The next thing I believe is that we need to create technologies for poor farmers to add value to their own crops. And we need to rethink our development strategies, so that we're not promoting educational campaigns to get them to stop being farmers, but rather to stop being poor farmers. And we need to think about how we can do that effectively. We need to work with the people in these communities, and give them the resources and the tools that they need to solve their own problems. That's the best way to do it. We shouldn't be doing it from outside. So we need to create this future, and we need to start doing it now. Thank you.

(Applause)

Chris Anderson: Tell us—just while we see if someone has a question—just tell us about one of the other things that you've worked on.

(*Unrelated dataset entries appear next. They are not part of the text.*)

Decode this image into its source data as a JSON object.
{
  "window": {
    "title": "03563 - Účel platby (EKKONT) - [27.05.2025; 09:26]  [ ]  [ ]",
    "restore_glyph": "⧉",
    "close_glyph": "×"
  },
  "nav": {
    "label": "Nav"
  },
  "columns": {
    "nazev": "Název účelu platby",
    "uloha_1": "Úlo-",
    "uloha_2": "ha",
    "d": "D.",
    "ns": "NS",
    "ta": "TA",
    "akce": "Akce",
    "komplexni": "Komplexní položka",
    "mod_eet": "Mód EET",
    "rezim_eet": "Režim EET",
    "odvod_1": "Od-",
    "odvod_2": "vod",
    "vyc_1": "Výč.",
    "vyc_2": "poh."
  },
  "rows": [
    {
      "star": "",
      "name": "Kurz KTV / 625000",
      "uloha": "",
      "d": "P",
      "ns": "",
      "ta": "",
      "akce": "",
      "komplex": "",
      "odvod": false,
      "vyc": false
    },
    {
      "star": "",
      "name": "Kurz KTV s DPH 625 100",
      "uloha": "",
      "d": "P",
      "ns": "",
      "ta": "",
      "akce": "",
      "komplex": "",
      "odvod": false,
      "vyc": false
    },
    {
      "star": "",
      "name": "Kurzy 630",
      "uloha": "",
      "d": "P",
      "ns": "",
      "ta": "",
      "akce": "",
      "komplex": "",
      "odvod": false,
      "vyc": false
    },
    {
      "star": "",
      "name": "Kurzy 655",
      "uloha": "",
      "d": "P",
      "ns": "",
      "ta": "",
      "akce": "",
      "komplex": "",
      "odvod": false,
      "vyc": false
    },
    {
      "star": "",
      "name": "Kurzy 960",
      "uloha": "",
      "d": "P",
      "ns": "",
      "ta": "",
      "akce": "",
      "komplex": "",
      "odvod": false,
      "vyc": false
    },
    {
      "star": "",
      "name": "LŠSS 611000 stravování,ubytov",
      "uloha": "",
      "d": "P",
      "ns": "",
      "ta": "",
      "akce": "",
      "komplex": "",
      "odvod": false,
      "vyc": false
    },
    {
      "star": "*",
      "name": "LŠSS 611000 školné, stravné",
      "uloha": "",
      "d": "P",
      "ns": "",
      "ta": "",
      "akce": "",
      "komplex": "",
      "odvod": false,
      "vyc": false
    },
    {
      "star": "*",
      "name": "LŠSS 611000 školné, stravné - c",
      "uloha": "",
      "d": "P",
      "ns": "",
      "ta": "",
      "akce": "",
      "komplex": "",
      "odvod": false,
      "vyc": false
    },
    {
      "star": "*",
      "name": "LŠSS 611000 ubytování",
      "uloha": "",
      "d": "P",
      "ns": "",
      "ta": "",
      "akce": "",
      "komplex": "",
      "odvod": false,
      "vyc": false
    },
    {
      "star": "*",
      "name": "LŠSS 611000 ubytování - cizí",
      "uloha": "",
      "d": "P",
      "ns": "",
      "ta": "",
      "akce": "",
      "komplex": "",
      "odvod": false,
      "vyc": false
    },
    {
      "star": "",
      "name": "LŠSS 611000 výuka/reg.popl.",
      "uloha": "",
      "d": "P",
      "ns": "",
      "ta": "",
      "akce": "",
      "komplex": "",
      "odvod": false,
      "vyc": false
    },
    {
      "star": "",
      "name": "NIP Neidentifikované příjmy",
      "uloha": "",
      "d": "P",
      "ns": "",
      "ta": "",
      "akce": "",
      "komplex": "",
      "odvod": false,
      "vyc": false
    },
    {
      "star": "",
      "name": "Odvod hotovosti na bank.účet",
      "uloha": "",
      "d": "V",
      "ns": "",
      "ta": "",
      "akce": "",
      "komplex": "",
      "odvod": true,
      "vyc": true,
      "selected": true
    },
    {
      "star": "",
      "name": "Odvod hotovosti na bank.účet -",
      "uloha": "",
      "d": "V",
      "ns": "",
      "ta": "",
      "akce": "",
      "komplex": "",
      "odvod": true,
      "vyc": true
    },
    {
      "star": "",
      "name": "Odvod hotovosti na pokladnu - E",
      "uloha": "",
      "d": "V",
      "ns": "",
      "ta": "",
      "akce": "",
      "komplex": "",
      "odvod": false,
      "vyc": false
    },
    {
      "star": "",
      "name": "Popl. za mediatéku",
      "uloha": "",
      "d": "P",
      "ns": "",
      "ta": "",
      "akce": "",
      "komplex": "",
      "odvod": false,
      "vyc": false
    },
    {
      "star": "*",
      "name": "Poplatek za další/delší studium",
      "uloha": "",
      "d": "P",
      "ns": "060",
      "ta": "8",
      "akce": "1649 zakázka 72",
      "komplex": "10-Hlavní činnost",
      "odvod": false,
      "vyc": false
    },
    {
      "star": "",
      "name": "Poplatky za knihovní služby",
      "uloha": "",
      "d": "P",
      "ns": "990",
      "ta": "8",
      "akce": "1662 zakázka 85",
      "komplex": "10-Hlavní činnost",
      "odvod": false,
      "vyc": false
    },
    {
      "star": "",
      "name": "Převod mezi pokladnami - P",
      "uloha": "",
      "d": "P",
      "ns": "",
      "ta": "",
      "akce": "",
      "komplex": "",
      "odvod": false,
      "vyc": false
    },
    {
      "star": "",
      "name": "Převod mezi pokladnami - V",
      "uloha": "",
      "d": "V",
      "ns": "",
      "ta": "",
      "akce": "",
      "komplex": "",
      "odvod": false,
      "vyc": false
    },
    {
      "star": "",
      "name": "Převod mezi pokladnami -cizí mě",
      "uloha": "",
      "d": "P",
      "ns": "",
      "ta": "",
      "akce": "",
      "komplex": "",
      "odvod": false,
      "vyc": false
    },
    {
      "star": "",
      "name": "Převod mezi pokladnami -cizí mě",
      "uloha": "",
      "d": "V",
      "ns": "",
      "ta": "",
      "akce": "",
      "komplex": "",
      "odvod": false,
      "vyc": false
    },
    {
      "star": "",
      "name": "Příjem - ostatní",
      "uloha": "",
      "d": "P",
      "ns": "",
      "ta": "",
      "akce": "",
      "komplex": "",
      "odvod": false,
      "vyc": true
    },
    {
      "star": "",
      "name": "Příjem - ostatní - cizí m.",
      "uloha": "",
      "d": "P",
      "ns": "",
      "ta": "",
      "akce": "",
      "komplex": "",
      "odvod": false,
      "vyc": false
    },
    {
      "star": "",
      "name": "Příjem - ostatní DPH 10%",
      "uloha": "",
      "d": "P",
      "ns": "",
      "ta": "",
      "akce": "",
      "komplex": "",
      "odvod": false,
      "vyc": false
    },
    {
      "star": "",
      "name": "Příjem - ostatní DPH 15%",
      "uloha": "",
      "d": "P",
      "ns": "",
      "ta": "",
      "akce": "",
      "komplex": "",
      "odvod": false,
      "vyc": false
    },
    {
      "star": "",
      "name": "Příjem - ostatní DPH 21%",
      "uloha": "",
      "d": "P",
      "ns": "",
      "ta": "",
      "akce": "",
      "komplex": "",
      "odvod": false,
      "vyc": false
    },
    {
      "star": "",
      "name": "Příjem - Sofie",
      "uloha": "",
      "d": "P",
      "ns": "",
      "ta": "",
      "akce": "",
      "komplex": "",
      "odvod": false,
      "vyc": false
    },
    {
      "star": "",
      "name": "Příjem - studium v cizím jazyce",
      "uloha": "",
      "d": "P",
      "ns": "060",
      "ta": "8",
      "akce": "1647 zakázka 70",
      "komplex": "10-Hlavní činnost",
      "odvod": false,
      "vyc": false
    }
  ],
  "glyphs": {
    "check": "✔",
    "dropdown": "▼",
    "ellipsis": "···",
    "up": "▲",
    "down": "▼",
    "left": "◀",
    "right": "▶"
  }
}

Amy Smith: A couple of other things that we're working on are looking at ways to do low-cost water quality testing, so that communities can maintain their own water systems, know when they're working, know when they treat them, etc. We're also looking at low-cost water treatment systems. One of the really exciting things is looking at solar water disinfection and improving the ability to be able to do that.

CA: What's the bottleneck to preventing this stuff getting from scale? Do you need to find entrepreneurs, or venture capitalists, or what do you need to take what you've got and get it to scale?

AS: Yeah, I think its large numbers of people moving it forward. It's a difficult thing; it's a marketplace which is very fragmented and a consumer population with no income. So you can't use the same models that you use in the United States for making things move forward. And we're a pretty small staff, which is me.

(Laughter)

So, you know, I do what I can with the students. We have 30 students a year go out into the field and try to implement this and move it forward. The other thing is you have to do things with a long time frame, as—you know, you can't expect to get something done in a year or two years; you have to be looking five or 10 years ahead. But I think with the vision to do that, we can move forward.